Below are some of the key items you should consider when building a cybersecurity program:

Technical:

  • Monitoring, auditing and creating internal reporting systems provide proof of what you are doing and allows others to report issues they see. 
  • Controlling access removes some of the human risk. Provide the least amount of access necessary to networks and applications. 

Physical:

  • Maintain physical and environmental security by implementing a security system including ID badges and locked filing cabinets. 
  • Conduct asset management – know what you have, what is stored, how you should use it and how you should dispose of it, such as a shredding service. 

Operational:

  • Create standard policies and operational procedures. These help set clear guidelines of what cybersecurity is and how processes are handled within your organization. Define duties and routinely review it so the information stays relevant. 
  • Implement an incident response plan – a plan for what you do if your information is compromised. 
  • Conduct risk management – understand what risks you have, what risks you are okay with and what risks you are not okay with.

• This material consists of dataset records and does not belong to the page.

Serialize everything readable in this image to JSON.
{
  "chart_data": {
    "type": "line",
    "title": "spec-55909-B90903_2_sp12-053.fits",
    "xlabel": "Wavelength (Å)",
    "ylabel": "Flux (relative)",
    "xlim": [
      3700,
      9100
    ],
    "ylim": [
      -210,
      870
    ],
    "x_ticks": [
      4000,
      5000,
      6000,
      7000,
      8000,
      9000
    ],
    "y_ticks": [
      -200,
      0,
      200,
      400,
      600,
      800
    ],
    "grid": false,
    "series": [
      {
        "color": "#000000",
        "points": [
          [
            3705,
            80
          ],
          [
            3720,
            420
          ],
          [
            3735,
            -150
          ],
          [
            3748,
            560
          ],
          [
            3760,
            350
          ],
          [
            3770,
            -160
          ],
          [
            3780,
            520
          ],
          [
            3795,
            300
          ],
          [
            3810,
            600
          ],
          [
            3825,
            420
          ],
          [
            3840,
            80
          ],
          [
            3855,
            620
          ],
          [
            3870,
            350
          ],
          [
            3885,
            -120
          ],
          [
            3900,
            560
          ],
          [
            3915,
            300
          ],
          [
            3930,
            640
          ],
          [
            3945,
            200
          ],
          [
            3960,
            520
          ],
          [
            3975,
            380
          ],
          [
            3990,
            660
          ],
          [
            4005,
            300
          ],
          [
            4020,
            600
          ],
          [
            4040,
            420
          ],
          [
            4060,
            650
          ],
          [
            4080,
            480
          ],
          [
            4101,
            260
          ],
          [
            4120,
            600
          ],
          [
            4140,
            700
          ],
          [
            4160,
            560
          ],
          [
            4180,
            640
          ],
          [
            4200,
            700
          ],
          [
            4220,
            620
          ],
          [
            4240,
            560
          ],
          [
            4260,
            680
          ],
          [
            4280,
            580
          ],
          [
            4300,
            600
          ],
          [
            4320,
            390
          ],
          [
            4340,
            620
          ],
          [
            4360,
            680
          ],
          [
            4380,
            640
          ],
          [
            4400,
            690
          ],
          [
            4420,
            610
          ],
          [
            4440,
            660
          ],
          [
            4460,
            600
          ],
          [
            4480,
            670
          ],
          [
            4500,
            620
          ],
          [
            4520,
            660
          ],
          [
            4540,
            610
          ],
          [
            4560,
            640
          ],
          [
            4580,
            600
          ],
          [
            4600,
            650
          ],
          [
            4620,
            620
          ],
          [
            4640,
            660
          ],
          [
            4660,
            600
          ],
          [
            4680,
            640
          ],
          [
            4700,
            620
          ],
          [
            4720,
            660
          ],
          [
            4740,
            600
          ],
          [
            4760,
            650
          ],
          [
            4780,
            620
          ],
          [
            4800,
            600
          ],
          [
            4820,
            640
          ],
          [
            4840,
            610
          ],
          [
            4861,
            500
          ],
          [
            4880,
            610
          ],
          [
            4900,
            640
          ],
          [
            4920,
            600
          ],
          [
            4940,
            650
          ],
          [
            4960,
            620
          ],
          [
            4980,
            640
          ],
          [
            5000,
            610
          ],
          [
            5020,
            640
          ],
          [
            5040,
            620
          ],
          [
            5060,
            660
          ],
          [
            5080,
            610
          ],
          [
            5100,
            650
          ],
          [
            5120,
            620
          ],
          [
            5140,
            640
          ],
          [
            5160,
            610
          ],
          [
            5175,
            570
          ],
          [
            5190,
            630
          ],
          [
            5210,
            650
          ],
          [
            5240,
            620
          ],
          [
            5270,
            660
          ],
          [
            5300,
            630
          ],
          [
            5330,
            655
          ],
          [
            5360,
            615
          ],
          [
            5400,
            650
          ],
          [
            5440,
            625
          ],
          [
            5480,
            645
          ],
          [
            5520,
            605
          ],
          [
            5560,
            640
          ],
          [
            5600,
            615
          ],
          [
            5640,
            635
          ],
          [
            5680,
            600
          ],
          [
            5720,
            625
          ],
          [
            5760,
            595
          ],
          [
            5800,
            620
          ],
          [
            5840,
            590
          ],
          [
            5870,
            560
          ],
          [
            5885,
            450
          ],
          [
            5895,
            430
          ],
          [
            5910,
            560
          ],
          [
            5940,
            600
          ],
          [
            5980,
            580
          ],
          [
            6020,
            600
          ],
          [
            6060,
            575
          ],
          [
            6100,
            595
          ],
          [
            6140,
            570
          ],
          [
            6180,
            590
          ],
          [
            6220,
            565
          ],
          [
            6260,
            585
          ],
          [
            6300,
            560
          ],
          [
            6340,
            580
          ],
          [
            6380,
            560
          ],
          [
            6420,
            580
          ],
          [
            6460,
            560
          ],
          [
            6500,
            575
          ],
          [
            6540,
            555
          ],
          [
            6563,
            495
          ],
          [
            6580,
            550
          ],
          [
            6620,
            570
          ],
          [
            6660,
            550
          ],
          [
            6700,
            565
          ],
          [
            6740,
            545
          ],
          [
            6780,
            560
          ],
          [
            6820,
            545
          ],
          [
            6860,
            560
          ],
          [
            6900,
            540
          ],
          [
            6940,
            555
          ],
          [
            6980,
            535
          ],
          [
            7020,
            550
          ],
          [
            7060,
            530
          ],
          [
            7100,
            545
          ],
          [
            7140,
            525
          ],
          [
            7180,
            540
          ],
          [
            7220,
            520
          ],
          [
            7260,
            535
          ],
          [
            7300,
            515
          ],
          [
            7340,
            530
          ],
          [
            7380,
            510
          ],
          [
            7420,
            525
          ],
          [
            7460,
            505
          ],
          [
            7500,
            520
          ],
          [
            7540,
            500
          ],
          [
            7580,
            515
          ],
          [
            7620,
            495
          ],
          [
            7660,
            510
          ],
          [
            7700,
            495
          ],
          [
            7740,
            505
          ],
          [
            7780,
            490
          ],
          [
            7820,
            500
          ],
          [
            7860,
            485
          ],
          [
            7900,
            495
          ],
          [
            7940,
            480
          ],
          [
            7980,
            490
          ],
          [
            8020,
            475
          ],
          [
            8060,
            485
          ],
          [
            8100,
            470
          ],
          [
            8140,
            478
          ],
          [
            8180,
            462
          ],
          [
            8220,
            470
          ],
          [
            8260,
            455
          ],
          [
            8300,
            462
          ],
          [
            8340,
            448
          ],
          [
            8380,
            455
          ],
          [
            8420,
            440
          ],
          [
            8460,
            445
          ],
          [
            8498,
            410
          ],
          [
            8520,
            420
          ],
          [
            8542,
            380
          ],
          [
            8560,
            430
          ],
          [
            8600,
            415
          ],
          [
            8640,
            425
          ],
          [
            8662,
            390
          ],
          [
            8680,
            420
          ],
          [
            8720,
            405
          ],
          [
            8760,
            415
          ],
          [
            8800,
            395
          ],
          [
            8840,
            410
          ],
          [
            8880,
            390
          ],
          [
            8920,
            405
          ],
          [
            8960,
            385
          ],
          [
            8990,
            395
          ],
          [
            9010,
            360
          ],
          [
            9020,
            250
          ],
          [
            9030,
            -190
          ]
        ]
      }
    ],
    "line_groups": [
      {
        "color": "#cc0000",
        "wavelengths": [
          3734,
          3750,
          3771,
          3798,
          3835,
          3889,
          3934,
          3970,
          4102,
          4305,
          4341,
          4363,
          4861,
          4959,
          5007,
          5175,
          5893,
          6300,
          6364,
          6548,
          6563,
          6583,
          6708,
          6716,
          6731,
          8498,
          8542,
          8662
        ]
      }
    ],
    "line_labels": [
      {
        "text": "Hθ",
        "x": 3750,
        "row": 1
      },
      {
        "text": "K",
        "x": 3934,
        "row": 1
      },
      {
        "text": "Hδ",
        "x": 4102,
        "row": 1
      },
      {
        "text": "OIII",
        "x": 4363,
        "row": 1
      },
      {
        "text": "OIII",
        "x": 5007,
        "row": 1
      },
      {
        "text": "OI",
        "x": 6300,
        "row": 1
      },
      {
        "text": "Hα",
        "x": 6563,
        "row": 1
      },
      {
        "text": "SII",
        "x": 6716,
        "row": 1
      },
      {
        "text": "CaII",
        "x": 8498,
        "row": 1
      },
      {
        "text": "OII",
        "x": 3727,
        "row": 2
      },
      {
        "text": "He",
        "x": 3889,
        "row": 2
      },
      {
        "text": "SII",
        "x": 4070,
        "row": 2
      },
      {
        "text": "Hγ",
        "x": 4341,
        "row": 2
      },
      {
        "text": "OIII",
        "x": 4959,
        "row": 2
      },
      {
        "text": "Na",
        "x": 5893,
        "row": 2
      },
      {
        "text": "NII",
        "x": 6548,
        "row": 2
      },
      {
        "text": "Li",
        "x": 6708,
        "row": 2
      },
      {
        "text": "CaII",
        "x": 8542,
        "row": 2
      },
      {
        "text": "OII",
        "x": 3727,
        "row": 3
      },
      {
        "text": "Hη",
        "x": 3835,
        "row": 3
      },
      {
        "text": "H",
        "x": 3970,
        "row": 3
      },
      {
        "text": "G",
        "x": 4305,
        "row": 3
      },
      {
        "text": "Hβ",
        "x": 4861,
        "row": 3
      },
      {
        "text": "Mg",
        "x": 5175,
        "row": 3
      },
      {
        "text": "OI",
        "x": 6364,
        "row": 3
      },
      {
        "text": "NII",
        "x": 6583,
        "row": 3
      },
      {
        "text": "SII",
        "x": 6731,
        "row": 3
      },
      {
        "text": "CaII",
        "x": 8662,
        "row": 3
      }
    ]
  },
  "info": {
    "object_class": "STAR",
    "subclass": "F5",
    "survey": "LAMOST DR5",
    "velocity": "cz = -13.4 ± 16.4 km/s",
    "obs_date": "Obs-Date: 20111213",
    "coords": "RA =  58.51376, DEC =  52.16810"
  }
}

Then, create a plan on how to correct these risks or add controls around these risks so they become acceptable.

Human:

  • During the onboarding process, make sure to conduct a thorough pre-screening of potential employees to limit hiring a potential risk. 
  • Create an acceptable use policy (AUP) that employees agree to for access to a corporate network or the Internet.
  • Be willing to discipline or terminate employees who do not follow the AUP or meet your cybersecurity standards. 
  • Communicate with your employees often about the risks of inadequate cybersecurity. 
  • Conduct training, roundtables and open discussions with cybersecurity experts so your employees feel more empowered to speak up when they see something.